The large mural pays tribute to the officers who were killed during an attack on law enforcement at a Black Lives Matter rally in Dallas on July 7, 2016. Flowers, notes and other tokens have been left at the mural regularly since its unveiling four days ago.
Diana Paz, who runs the Last Call Lounge, told Fox News Friday that city officials didn’t want to listen when she tried to them about the mural, which is about a mile away from where the shooting took place.
“They never gave me the chance to tell them what it was that we wanted to do,” Paz said.
City officials insist the mural is not the problem and that they are wrongly being portrayed as insensitive. They say the fence was constructed in violation of city codes.
“We did not ask that any mural be taken down, this has nothing to do with any mural,” said Richard Hill, the public information officer for Dallas City Hall. “It has to do with the fact that a fence was built without a permit.”
“The building inspector went out and looked at it, and gave them a notice,” Hill said. “They went back and the owners still didn’t have a permit, so they gave them a warning. The city did its job.”
Paz was issued a violation notice May 25 saying that she failed to obtain a permit to use metal siding in the construction and that the fence blocks visibility at a nearby four-way stop.
Paz said her cousin, Cesar Rodriguez, made changes. He moved the fence back three feet to address complaints about visibility at the intersection at an added cost of $2,000, bringing the cost of building the fence to more than $17,000.
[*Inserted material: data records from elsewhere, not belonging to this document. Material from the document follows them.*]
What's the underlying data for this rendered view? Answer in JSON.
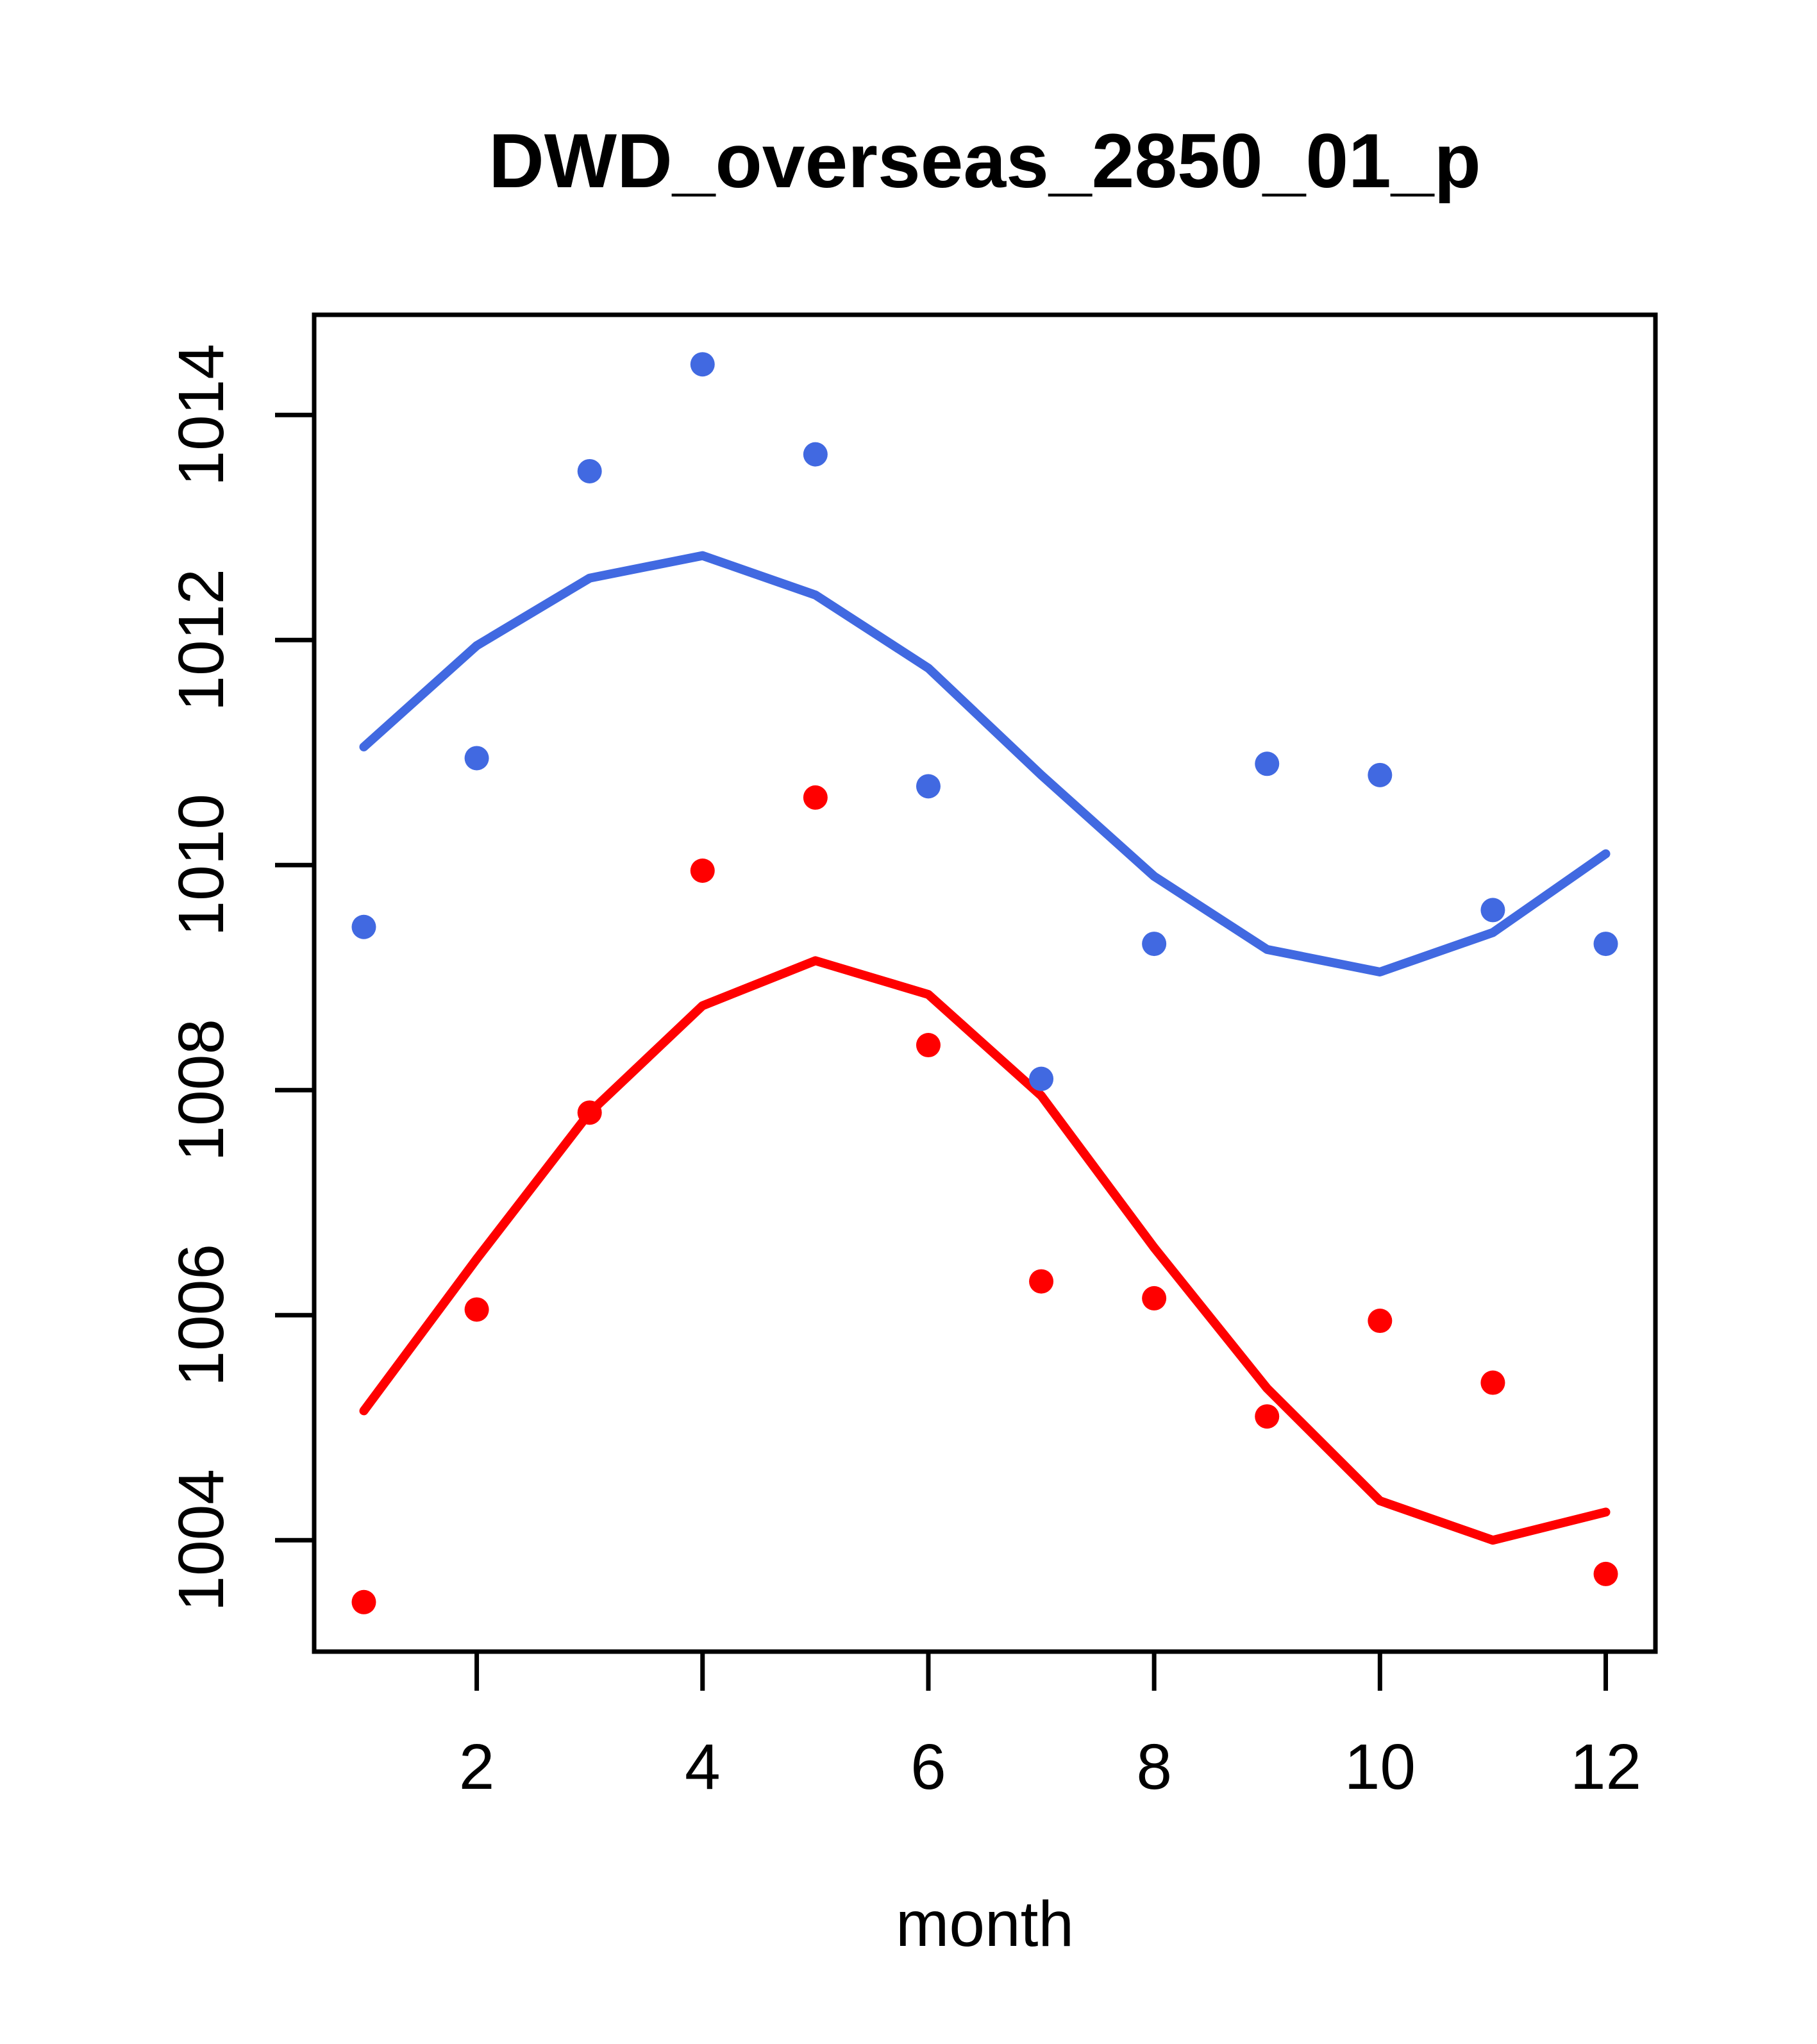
{
  "chart_data": {
    "type": "scatter",
    "title": "DWD_overseas_2850_01_p",
    "xlabel": "month",
    "ylabel": "",
    "x": [
      1,
      2,
      3,
      4,
      5,
      6,
      7,
      8,
      9,
      10,
      11,
      12
    ],
    "series": [
      {
        "name": "blue-observed-points",
        "kind": "points",
        "color": "#4169E1",
        "values": [
          1009.45,
          1010.95,
          1013.5,
          1014.45,
          1013.65,
          1010.7,
          1008.1,
          1009.3,
          1010.9,
          1010.8,
          1009.6,
          1009.3
        ]
      },
      {
        "name": "red-observed-points",
        "kind": "points",
        "color": "#FF0000",
        "values": [
          1003.45,
          1006.05,
          1007.8,
          1009.95,
          1010.6,
          1008.4,
          1006.3,
          1006.15,
          1005.1,
          1005.95,
          1005.4,
          1003.7
        ]
      },
      {
        "name": "blue-trend-line",
        "kind": "line",
        "color": "#4169E1",
        "values": [
          1011.05,
          1011.95,
          1012.55,
          1012.75,
          1012.4,
          1011.75,
          1010.8,
          1009.9,
          1009.25,
          1009.05,
          1009.4,
          1010.1
        ]
      },
      {
        "name": "red-trend-line",
        "kind": "line",
        "color": "#FF0000",
        "values": [
          1005.15,
          1006.5,
          1007.8,
          1008.75,
          1009.15,
          1008.85,
          1007.95,
          1006.6,
          1005.35,
          1004.35,
          1004.0,
          1004.25
        ]
      }
    ],
    "xlim": [
      0.56,
      12.44
    ],
    "ylim": [
      1003.01,
      1014.89
    ],
    "xticks": [
      2,
      4,
      6,
      8,
      10,
      12
    ],
    "yticks": [
      1004,
      1006,
      1008,
      1010,
      1012,
      1014
    ],
    "grid": false,
    "legend": null,
    "axis_color": "#000000",
    "background_color": "#FFFFFF"
  }
}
“They still said it wasn’t right,” Paz said. “The previous old posts are still there, they can see we moved the posts. They say they’ll keep giving us citations.”
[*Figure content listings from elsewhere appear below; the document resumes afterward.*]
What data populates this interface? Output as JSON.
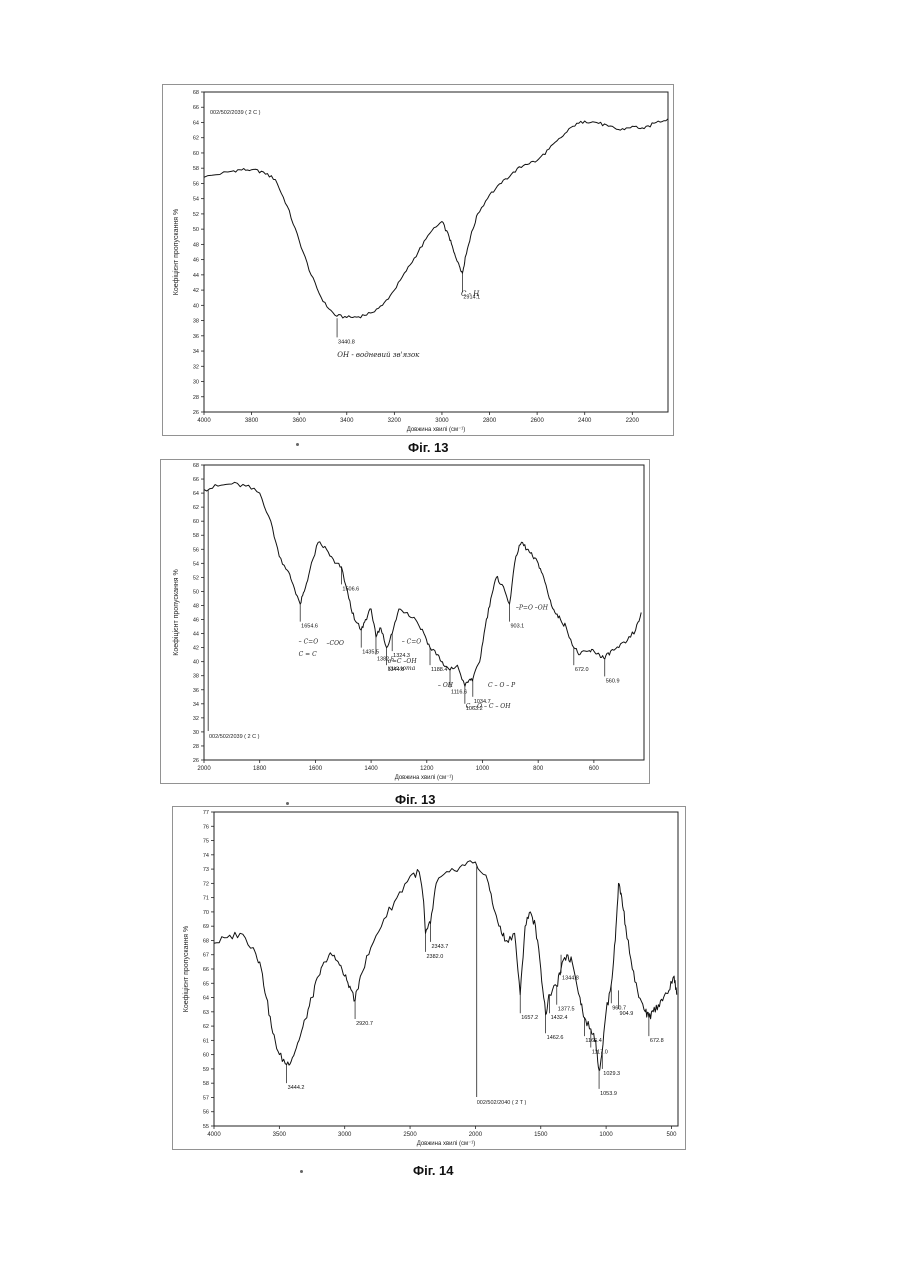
{
  "chart_data": [
    {
      "type": "line",
      "sample_id": "002/502/2039 ( 2 C )",
      "xlabel": "Довжина хвилі (см⁻¹)",
      "ylabel": "Коефіцієнт пропускання %",
      "xlim": [
        4000,
        2050
      ],
      "ylim": [
        26,
        68
      ],
      "xticks": [
        4000,
        3800,
        3600,
        3400,
        3200,
        3000,
        2800,
        2600,
        2400,
        2200
      ],
      "yticks": [
        26,
        28,
        30,
        32,
        34,
        36,
        38,
        40,
        42,
        44,
        46,
        48,
        50,
        52,
        54,
        56,
        58,
        60,
        62,
        64,
        66,
        68
      ],
      "x": [
        4000,
        3900,
        3850,
        3800,
        3750,
        3700,
        3650,
        3600,
        3550,
        3500,
        3450,
        3400,
        3350,
        3300,
        3250,
        3200,
        3150,
        3100,
        3050,
        3000,
        2970,
        2950,
        2930,
        2914,
        2900,
        2880,
        2850,
        2800,
        2750,
        2700,
        2650,
        2600,
        2550,
        2500,
        2450,
        2400,
        2350,
        2300,
        2250,
        2200,
        2150,
        2100,
        2050
      ],
      "y": [
        56.8,
        57.5,
        57.8,
        57.8,
        57.5,
        56.5,
        53,
        48.5,
        44,
        40.5,
        38.7,
        38.4,
        38.5,
        39,
        40,
        42,
        44.5,
        47,
        49.5,
        51,
        49,
        47,
        45.5,
        44.2,
        46.5,
        49,
        52,
        54.5,
        56,
        57.5,
        58.5,
        59,
        60.5,
        62,
        63.5,
        64.2,
        64,
        63.5,
        63,
        63.5,
        63.2,
        64,
        64.5
      ],
      "peaks": [
        {
          "x": 3440.8,
          "y": 38.3,
          "label": "3440.8"
        },
        {
          "x": 2914.1,
          "y": 44.2,
          "label": "2914.1"
        }
      ],
      "annotations": [
        {
          "x": 3440,
          "y": 33.2,
          "text": "ОН -  водневий зв'язок"
        },
        {
          "x": 2920,
          "y": 41.2,
          "text": "С - Н"
        }
      ],
      "caption": "Фіг. 13"
    },
    {
      "type": "line",
      "sample_id": "002/502/2039 ( 2 C )",
      "xlabel": "Довжина хвилі (см⁻¹)",
      "ylabel": "Коефіцієнт пропускання %",
      "xlim": [
        2000,
        420
      ],
      "ylim": [
        26,
        68
      ],
      "xticks": [
        2000,
        1800,
        1600,
        1400,
        1200,
        1000,
        800,
        600
      ],
      "yticks": [
        26,
        28,
        30,
        32,
        34,
        36,
        38,
        40,
        42,
        44,
        46,
        48,
        50,
        52,
        54,
        56,
        58,
        60,
        62,
        64,
        66,
        68
      ],
      "x": [
        2000,
        1950,
        1900,
        1850,
        1800,
        1760,
        1730,
        1700,
        1680,
        1654.6,
        1640,
        1620,
        1590,
        1560,
        1530,
        1506.6,
        1480,
        1460,
        1435.5,
        1420,
        1400,
        1382.5,
        1365,
        1344.8,
        1324.3,
        1300,
        1270,
        1240,
        1210,
        1188.4,
        1160,
        1140,
        1116.6,
        1090,
        1063.2,
        1045,
        1034.7,
        1010,
        990,
        970,
        950,
        930,
        903.1,
        880,
        860,
        840,
        820,
        800,
        780,
        760,
        740,
        720,
        700,
        672,
        650,
        620,
        600,
        580,
        560.9,
        540,
        510,
        480,
        450,
        430
      ],
      "y": [
        64.5,
        65,
        65.3,
        65,
        64,
        60,
        55,
        53,
        51,
        48.2,
        50,
        53,
        57,
        56,
        54,
        53.5,
        49,
        46,
        44.5,
        46,
        47.5,
        43.5,
        44.8,
        42,
        44,
        47.5,
        47,
        46,
        44,
        42,
        41,
        39.5,
        38.8,
        39.5,
        36.5,
        37.5,
        37.5,
        40,
        45,
        49,
        52,
        51,
        48.2,
        55,
        57,
        56,
        55,
        54,
        52,
        49,
        47,
        46,
        45,
        42,
        41,
        41.5,
        41.5,
        41,
        40.4,
        41.5,
        42,
        43,
        44.5,
        47
      ],
      "peaks": [
        {
          "x": 1654.6,
          "y": 48.2,
          "label": "1654.6"
        },
        {
          "x": 1506.6,
          "y": 53.5,
          "label": "1506.6"
        },
        {
          "x": 1435.5,
          "y": 44.5,
          "label": "1435.5"
        },
        {
          "x": 1382.5,
          "y": 43.5,
          "label": "1382.5"
        },
        {
          "x": 1344.8,
          "y": 42,
          "label": "1344.8"
        },
        {
          "x": 1324.3,
          "y": 44,
          "label": "1324.3"
        },
        {
          "x": 1188.4,
          "y": 42,
          "label": "1188.4"
        },
        {
          "x": 1116.6,
          "y": 38.8,
          "label": "1116.6"
        },
        {
          "x": 1063.2,
          "y": 36.5,
          "label": "1063.2"
        },
        {
          "x": 1034.7,
          "y": 37.5,
          "label": "1034.7"
        },
        {
          "x": 903.1,
          "y": 48.2,
          "label": "903.1"
        },
        {
          "x": 672.0,
          "y": 42,
          "label": "672.0"
        },
        {
          "x": 560.9,
          "y": 40.4,
          "label": "560.9"
        }
      ],
      "annotations": [
        {
          "x": 1660,
          "y": 42.6,
          "text": "– С=О"
        },
        {
          "x": 1560,
          "y": 42.4,
          "text": "–СОО"
        },
        {
          "x": 1660,
          "y": 40.8,
          "text": "С = С"
        },
        {
          "x": 1340,
          "y": 39.8,
          "text": "σ=С –ОН"
        },
        {
          "x": 1340,
          "y": 38.8,
          "text": "кислота"
        },
        {
          "x": 1290,
          "y": 42.6,
          "text": "– С=О"
        },
        {
          "x": 1160,
          "y": 36.4,
          "text": "– ОН"
        },
        {
          "x": 980,
          "y": 36.4,
          "text": "С – О – Р"
        },
        {
          "x": 1060,
          "y": 33.4,
          "text": "С – О – С – ОН"
        },
        {
          "x": 880,
          "y": 47.4,
          "text": "–Р=О –ОН"
        }
      ],
      "caption": "Фіг. 13"
    },
    {
      "type": "line",
      "sample_id": "002/502/2040 ( 2 T )",
      "xlabel": "Довжина хвилі (см⁻¹)",
      "ylabel": "Коефіцієнт пропускання %",
      "xlim": [
        4000,
        450
      ],
      "ylim": [
        55,
        77
      ],
      "xticks": [
        4000,
        3500,
        3000,
        2500,
        2000,
        1500,
        1000,
        500
      ],
      "yticks": [
        55,
        56,
        57,
        58,
        59,
        60,
        61,
        62,
        63,
        64,
        65,
        66,
        67,
        68,
        69,
        70,
        71,
        72,
        73,
        74,
        75,
        76,
        77
      ],
      "x": [
        4000,
        3900,
        3800,
        3700,
        3650,
        3600,
        3550,
        3500,
        3444.2,
        3400,
        3350,
        3300,
        3250,
        3200,
        3150,
        3100,
        3050,
        3000,
        2960,
        2920.7,
        2880,
        2800,
        2700,
        2600,
        2500,
        2430,
        2400,
        2382.0,
        2343.7,
        2300,
        2200,
        2100,
        2000,
        1900,
        1850,
        1800,
        1760,
        1700,
        1657.2,
        1620,
        1580,
        1540,
        1500,
        1462.6,
        1432.4,
        1377.5,
        1344.8,
        1300,
        1260,
        1200,
        1166.4,
        1117.0,
        1080,
        1053.9,
        1029.3,
        1000,
        960.7,
        930,
        904.9,
        880,
        850,
        800,
        750,
        700,
        672.8,
        640,
        600,
        560,
        520,
        480,
        460
      ],
      "y": [
        67.8,
        68.2,
        68.5,
        67.5,
        66.5,
        64,
        61.5,
        60,
        59.3,
        59.8,
        61,
        62.5,
        64,
        65.5,
        66.5,
        67,
        66.5,
        65.5,
        64.8,
        63.8,
        65.5,
        67.5,
        69.5,
        71,
        72.5,
        72.8,
        71,
        68.5,
        69.2,
        72,
        72.8,
        73.3,
        73.5,
        72,
        70,
        68.5,
        68,
        68.5,
        64.2,
        69,
        70,
        69,
        66,
        62.8,
        64.2,
        64.8,
        66,
        67,
        66.5,
        64,
        62.6,
        61.8,
        61,
        58.9,
        60.3,
        63,
        64.9,
        68,
        72,
        71,
        69,
        66,
        64,
        63,
        62.6,
        63,
        63.5,
        64,
        64.5,
        65.5,
        64.2
      ],
      "peaks": [
        {
          "x": 3444.2,
          "y": 59.3,
          "label": "3444.2"
        },
        {
          "x": 2920.7,
          "y": 63.8,
          "label": "2920.7"
        },
        {
          "x": 2382.0,
          "y": 68.5,
          "label": "2382.0"
        },
        {
          "x": 2343.7,
          "y": 69.2,
          "label": "2343.7"
        },
        {
          "x": 1657.2,
          "y": 64.2,
          "label": "1657.2"
        },
        {
          "x": 1462.6,
          "y": 62.8,
          "label": "1462.6"
        },
        {
          "x": 1432.4,
          "y": 64.2,
          "label": "1432.4"
        },
        {
          "x": 1377.5,
          "y": 64.8,
          "label": "1377.5"
        },
        {
          "x": 1344.8,
          "y": 67.0,
          "label": "1344.8"
        },
        {
          "x": 1166.4,
          "y": 62.6,
          "label": "1166.4"
        },
        {
          "x": 1117.0,
          "y": 61.8,
          "label": "1117.0"
        },
        {
          "x": 1053.9,
          "y": 58.9,
          "label": "1053.9"
        },
        {
          "x": 1029.3,
          "y": 60.3,
          "label": "1029.3"
        },
        {
          "x": 960.7,
          "y": 64.9,
          "label": "960.7"
        },
        {
          "x": 904.9,
          "y": 64.5,
          "label": "904.9"
        },
        {
          "x": 672.8,
          "y": 62.6,
          "label": "672.8"
        }
      ],
      "annotations": [],
      "caption": "Фіг. 14"
    }
  ]
}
Paz said her intention was to commemorate the shooting anniversary with the mural, which shows six officers of different races carrying a coffin with an American flag draped over it.
She said she vividly remembers that horrible night. Three officers working at her bar took off when they heard the call for assistance.
“We saw how they rushed out,” Paz said. “It touched our own employees. We just wanted to do something for the anniversary, to give some positivity” by commissioning the mural.
Paz said she will continue making modifications to the fence until inspectors are satisfied and grant her a permit.
The Associated Press contributed to this report.